Nur zwei Tage später befand er sich schon auf dem AgriGen zugeteilten Gebiet der Insel Koh Angrit und besprach letzte Einzelheiten des großen Angriffs mit den Verantwortlichen. In wenigen Tagen würden Waffen eintreffen, und die Truppen für den Einmarsch sammelten sich bereits. Geld war ebenfalls unterwegs, jede Menge Gold und Jade, das wankelmütigen Generäle bei der Entscheidung helfen würde, sich gegen ihren alten Freund General Pracha zu stellen.

Doch gerade jetzt, als alle Vorbereitungen abgeschlossen waren, kommt er in die Stadt zurück und findet Emiko wie ein Häufchen Elend vor seiner Haustür vor. Sie ist blutverschmiert. Kaum erblickt sie ihn, wirft sie sich ihm in die Arme und beginnt zu schluchzen.

»Was tust du hier?«, flüstert er.

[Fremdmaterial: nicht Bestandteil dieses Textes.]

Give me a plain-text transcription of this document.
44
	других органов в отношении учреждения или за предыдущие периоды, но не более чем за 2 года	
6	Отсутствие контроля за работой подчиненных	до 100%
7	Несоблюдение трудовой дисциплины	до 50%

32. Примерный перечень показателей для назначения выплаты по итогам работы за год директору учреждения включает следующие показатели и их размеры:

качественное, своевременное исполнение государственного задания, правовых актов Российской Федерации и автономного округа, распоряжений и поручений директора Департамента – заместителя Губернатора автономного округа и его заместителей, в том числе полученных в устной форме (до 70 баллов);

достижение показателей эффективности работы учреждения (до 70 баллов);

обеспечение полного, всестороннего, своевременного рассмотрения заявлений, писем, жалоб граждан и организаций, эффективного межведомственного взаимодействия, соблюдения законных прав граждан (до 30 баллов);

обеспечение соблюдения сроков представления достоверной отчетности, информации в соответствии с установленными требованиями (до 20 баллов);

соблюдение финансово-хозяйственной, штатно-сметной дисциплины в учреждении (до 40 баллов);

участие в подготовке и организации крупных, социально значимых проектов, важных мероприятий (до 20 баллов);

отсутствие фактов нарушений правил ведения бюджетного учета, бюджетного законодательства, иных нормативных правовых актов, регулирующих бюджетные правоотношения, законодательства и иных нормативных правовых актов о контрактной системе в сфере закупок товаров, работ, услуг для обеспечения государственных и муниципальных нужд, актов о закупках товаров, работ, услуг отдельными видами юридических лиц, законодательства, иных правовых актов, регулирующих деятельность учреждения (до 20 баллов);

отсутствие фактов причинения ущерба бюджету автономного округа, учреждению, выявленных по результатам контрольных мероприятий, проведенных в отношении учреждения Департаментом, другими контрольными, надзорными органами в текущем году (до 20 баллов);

Er birgt sie an seiner Brust, öffnet die Haustür und führt sie hinein. Ihre Haut steht in Flammen. Überall ist Blut. Im Gesicht sieht er Kratzspuren, und auch die Arme sind mit klaffenden Wunden übersät. Schnell schließt er die Tür hinter sich. »Was ist passiert?« Er hält sie von sich weg und besieht sich ihren Zustand genauer. Sie ist der reinste Hochofen, in Blut getränkt, und er erkennt sofort, dass der klebrige Überzug unmöglich allein von den Wunden an ihren Armen und im Gesicht stammen kann. »Wessen Blut ist das?«

Sie schüttelt nur stumm den Kopf. Wird erneut von Weinkrämpfen geschüttelt.

»Dann wollen wir dich erst mal waschen.«

Er führt sie ins Bad, dreht die Dusche auf und stellt sie unter den kalten Strahl. Emiko zittert am ganzen Körper und hat einen panischen Ausdruck in den fiebrig glänzenden, weit aufgerissenen Augen. Sie blickt in Panik um sich und steht offensichtlich vollkommen neben sich. Er versucht, ihr die kurze Jacke auszuziehen, sie von den blutigen Kleidern zu befreien, doch da verzerrt sich ihr Gesicht vor Wut zu einer Fratze.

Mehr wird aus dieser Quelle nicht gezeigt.